Dönüyorum ressam Günseli Kato meselesine; muhakkak okumuş, duymuşsunuzdur. Bir dönem Japonya’da yaşayan ve yıllardır o yaşadığı dönemi ballandıra ballandıra anlatan ve nedenini anlamadığım bir şekilde kendisiyle bu konuda bıkıp usanmadan röportaj yapılan Kato, doğurmayan kadının eksik olduğunu söylemişti katıldığı bir televizyon programında. Kendisiyle tanışırım, ortak dostlarımız çoktur, çok tatlı dilli kadındır, sanat yönünden ne noktada olduğu ve eserlerini değerlendirecek biri değilim ama tanıdığım kadının bu çıkışı büyük hayal kırıklığı oldu benim için.
Haber sosyal medyaya düştüğünde Günseli Kato’ya haksızlık edildiğini düşündüm ilkin, çünkü medyanın cümleleri çekip çevirip kendi istediği gibi başlık atma hevesi vardır ya! Kendi kendime o kadar sert söylememiştir, kadın eksiktir dememiştir diyordum, hemen bahsi geçen programı izledim ve ben şok!

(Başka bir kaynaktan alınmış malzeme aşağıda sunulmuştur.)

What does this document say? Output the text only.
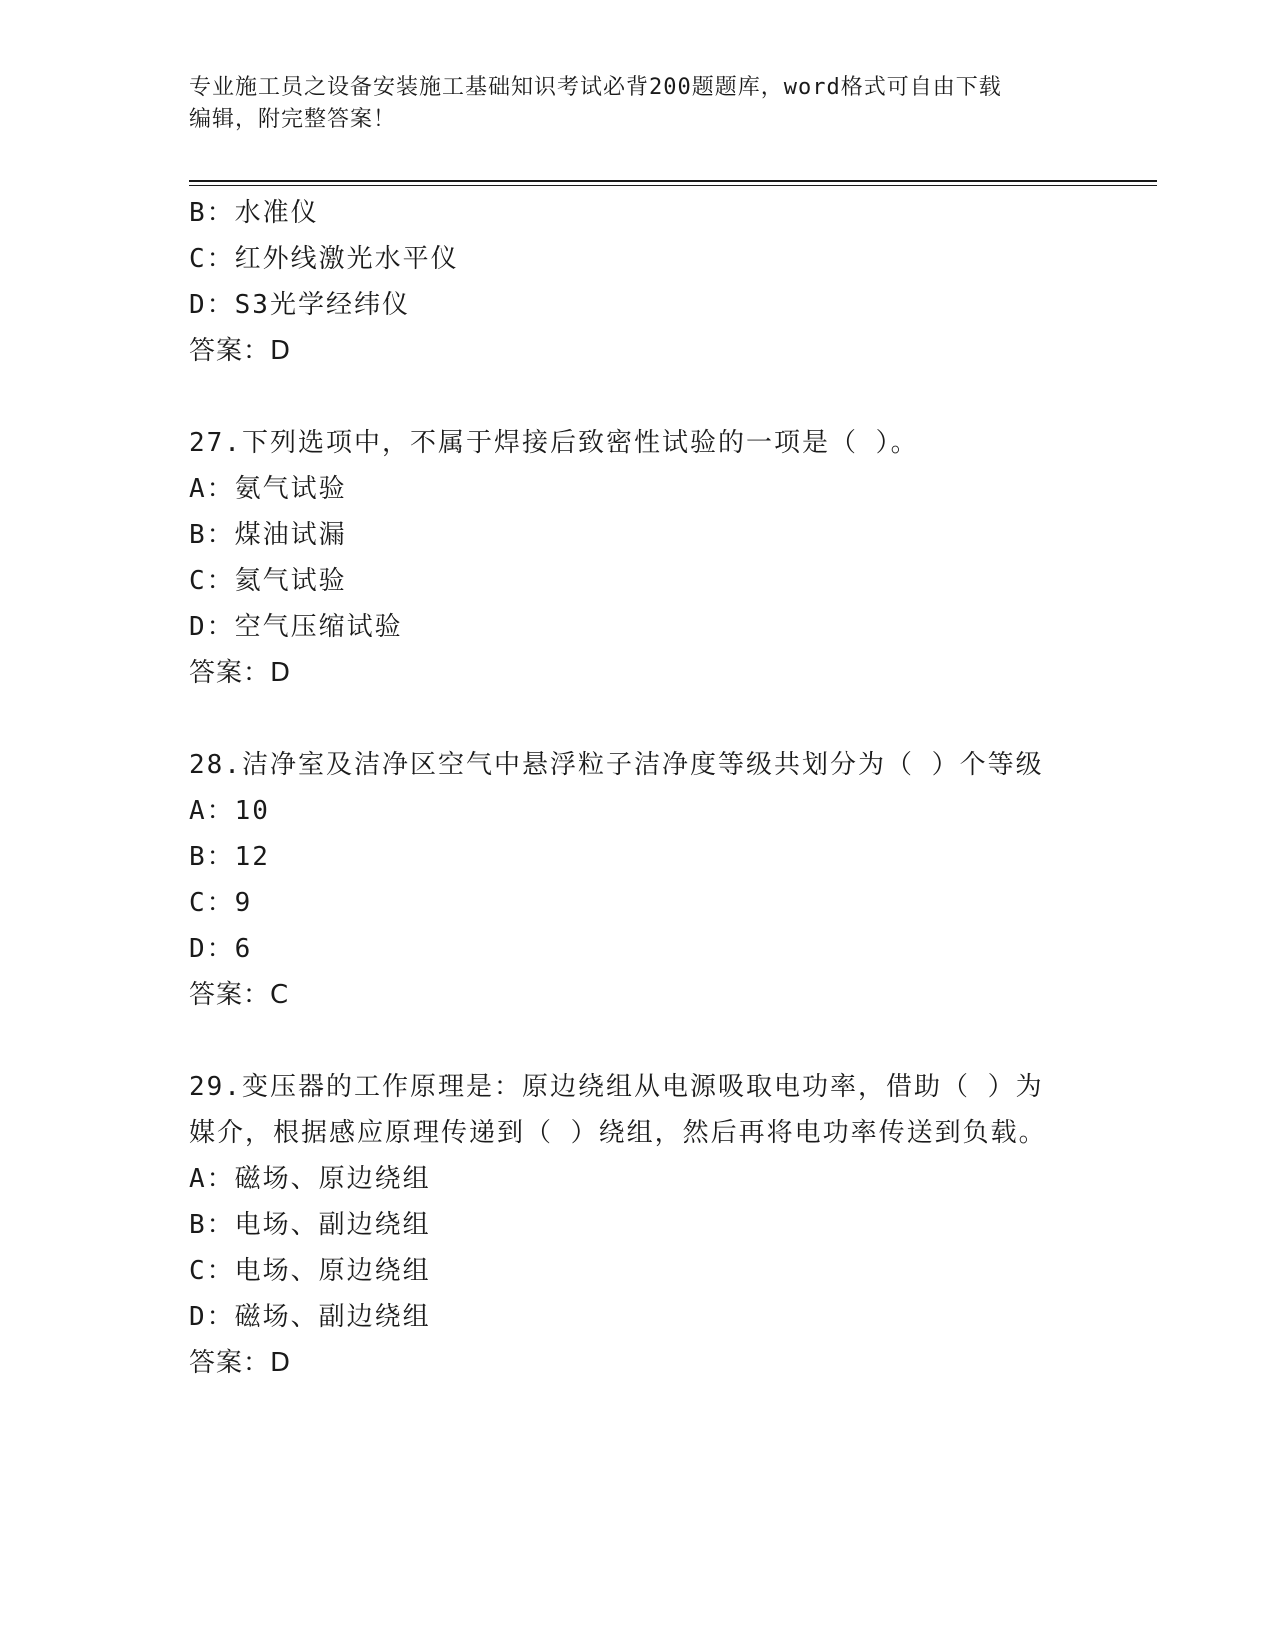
专业施工员之设备安装施工基础知识考试必背200题题库，word格式可自由下载
编辑，附完整答案！
B：水准仪
C：红外线激光水平仪
D：S3光学经纬仪
答案：D
27.下列选项中，不属于焊接后致密性试验的一项是（ ）。
A：氨气试验
B：煤油试漏
C：氦气试验
D：空气压缩试验
答案：D
28.洁净室及洁净区空气中悬浮粒子洁净度等级共划分为（ ）个等级
A：10
B：12
C：9
D：6
答案：C
29.变压器的工作原理是：原边绕组从电源吸取电功率，借助（ ）为
媒介，根据感应原理传递到（ ）绕组，然后再将电功率传送到负载。
A：磁场、原边绕组
B：电场、副边绕组
C：电场、原边绕组
D：磁场、副边绕组
答案：D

“Çocuk doğurmak kadar güzel bir şey yok” diyen Kato’ya, sunucu Ceyda Düvenci müdahale ediyor zarif bir şekilde ve “İsteyene” diye ekliyor.

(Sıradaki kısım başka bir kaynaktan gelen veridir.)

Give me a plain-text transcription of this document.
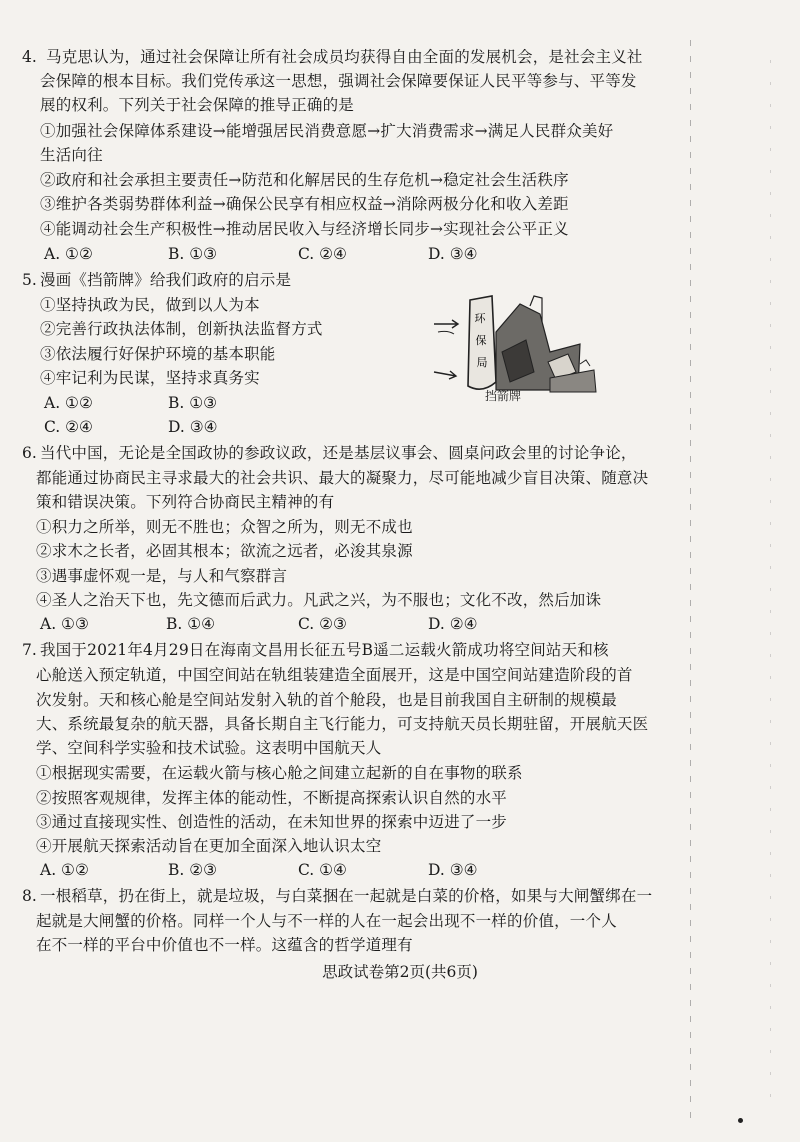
4. 马克思认为，通过社会保障让所有社会成员均获得自由全面的发展机会，是社会主义社
会保障的根本目标。我们党传承这一思想，强调社会保障要保证人民平等参与、平等发
展的权利。下列关于社会保障的推导正确的是
①加强社会保障体系建设→能增强居民消费意愿→扩大消费需求→满足人民群众美好
生活向往
②政府和社会承担主要责任→防范和化解居民的生存危机→稳定社会生活秩序
③维护各类弱势群体利益→确保公民享有相应权益→消除两极分化和收入差距
④能调动社会生产积极性→推动居民收入与经济增长同步→实现社会公平正义
A. ①②	B. ①③	C. ②④	D. ③④
5. 漫画《挡箭牌》给我们政府的启示是
①坚持执政为民，做到以人为本
②完善行政执法体制，创新执法监督方式
③依法履行好保护环境的基本职能
④牢记利为民谋，坚持求真务实
A. ①②	B. ①③
C. ②④	D. ③④
环
保
局
挡箭牌
6. 当代中国，无论是全国政协的参政议政，还是基层议事会、圆桌问政会里的讨论争论，
都能通过协商民主寻求最大的社会共识、最大的凝聚力，尽可能地减少盲目决策、随意决
策和错误决策。下列符合协商民主精神的有
①积力之所举，则无不胜也；众智之所为，则无不成也
②求木之长者，必固其根本；欲流之远者，必浚其泉源
③遇事虚怀观一是，与人和气察群言
④圣人之治天下也，先文德而后武力。凡武之兴，为不服也；文化不改，然后加诛
A. ①③	B. ①④	C. ②③	D. ②④
7. 我国于2021年4月29日在海南文昌用长征五号B遥二运载火箭成功将空间站天和核
心舱送入预定轨道，中国空间站在轨组装建造全面展开，这是中国空间站建造阶段的首
次发射。天和核心舱是空间站发射入轨的首个舱段，也是目前我国自主研制的规模最
大、系统最复杂的航天器，具备长期自主飞行能力，可支持航天员长期驻留，开展航天医
学、空间科学实验和技术试验。这表明中国航天人
①根据现实需要，在运载火箭与核心舱之间建立起新的自在事物的联系
②按照客观规律，发挥主体的能动性，不断提高探索认识自然的水平
③通过直接现实性、创造性的活动，在未知世界的探索中迈进了一步
④开展航天探索活动旨在更加全面深入地认识太空
A. ①②	B. ②③	C. ①④	D. ③④
8. 一根稻草，扔在街上，就是垃圾，与白菜捆在一起就是白菜的价格，如果与大闸蟹绑在一
起就是大闸蟹的价格。同样一个人与不一样的人在一起会出现不一样的价值，一个人
在不一样的平台中价值也不一样。这蕴含的哲学道理有
思政试卷第2页(共6页)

İşte ne oluyorsa ondan sonra oluyor ve Katomuz sazı eline alıyor ve başlıyor döktürmeye; “Orası beni ilgilendirmiyor, bir kadının çocuk doğurmuyorsa eğer, eksiği vardır” diyor ve devam ediyor, “Ben bunu bilir bunu söylerim, kadının kadın olması için çocuk doğurması gerekir. Doğurduğunuz andan itibaren mertebe kat ediyorsunuz”…
Çok merak ettiğim bir şey var, dedim ya ortak dostlarımız çok diye, medyadan özellikle.
Sürekli buluştukları, yemek yedikleri, gezilere çıktıkları arkadaşları var Kato’nun, çoğu bekar, çoğu çocuksuz. Acaba o arkadaşlardan Kato’ya “Amma ayıp ettin” diyen çıkışan olmuş mudur veya Kato herhangi bir sebepten çocuğu olmayan bir kadınla karşılaştığında, arkadaşı olsun olmasın “Öyle demek istemedim, beni yanlış anladınız, kalbinizi kırdıysam özür dilerim” demiş midir?
Kato gibi düşünenlere verecek cevap çok, anne olmanın doğurmak olmadığı gibi mesela, annelik nedir konusunda mesela ama kalp kırmaya ve tartışmaya ne gerek var?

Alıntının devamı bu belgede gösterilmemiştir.